VC Theory for Inventory Policies
Yaqi Xie, Will Ma, Linwei Xin
TL;DR
VC Theory for Inventory Policies develops a framework that blends trajectory-based RL with classical inventory-structure regularization, enabling learning of base-stock and $(s,S)$ policies under arbitrary demand sequences. By encoding policy classes as $\Pi_S$, $\Pi_{(s,S)}$, and $\Pi_{(S^t)}$ and applying VC-dimension variants (Rademacher complexity, Pseudo-dimension, and Pseudo$_\gamma$-dimension), the authors derive horizon-free or near horizon-free generalization guarantees and quantify sample complexities. Key findings show that horizon growth does not inflate generalization error for $S$ and $(S^t)$ policies, while $(s,S)$ policies incur a mild log-$T$ dependence; lower bounds confirm the tightness of these results in several regimes.
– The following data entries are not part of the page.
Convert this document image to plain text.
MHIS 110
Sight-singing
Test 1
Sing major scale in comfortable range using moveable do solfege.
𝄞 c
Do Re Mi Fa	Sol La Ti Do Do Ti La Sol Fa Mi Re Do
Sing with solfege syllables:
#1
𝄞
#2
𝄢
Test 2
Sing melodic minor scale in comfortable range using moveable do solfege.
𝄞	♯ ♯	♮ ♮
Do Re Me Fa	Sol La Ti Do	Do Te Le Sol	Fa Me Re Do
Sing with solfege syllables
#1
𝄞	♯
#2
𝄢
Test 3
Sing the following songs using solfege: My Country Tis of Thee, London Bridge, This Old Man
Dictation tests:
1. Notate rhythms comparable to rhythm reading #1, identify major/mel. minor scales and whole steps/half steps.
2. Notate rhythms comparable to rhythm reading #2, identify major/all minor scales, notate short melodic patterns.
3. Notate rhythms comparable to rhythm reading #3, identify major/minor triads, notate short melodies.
They also compare ERM with PERM under independent versus correlated demands, showing data efficiency benefits when temporal structure is preserved, and stronger robustness to dependence when using $\Pi$-constrained ERM. Together, the results offer practical guidance on policy class selection and data requirements for data-driven inventory management, backed by numerical experiments illustrating the theory in action.
Abstract
There has been growing interest in applying reinforcement learning (RL) to inventory management, either by optimizing over temporal transitions or by learning directly from full historical demand trajectories. This contrasts sharply with classical data-driven approaches, which first estimate demand distributions from past data and then compute well-structured optimal policies via dynamic programming. This paper considers a hybrid approach that combines trajectory-based RL with policy regularization imposing base-stock and $(s, S) $ structures. We provide generalization guarantees for this combined approach for several well-known classes in a $T$-period dynamic inventory model, using tools from the celebrated Vapnik-Chervonenkis (VC) theory, such as the Pseudo-dimension and Fat-shattering dimension. Our results have implications for regret against the best-in-class policies, and allow for an arbitrary distribution over demand sequences, which makes no assumptions such as independence across time. Surprisingly, we prove that the class of policies defined by $T$ non-stationary base-stock levels exhibits a generalization error that does not grow with $T$, whereas the two-parameter $(s, S)$ policy class has a generalization error growing logarithmically with $T$. Overall, our analysis leverages specific inventory structures within the learning theory framework, and improves sample complexity guarantees even compared to existing results assuming independent demands.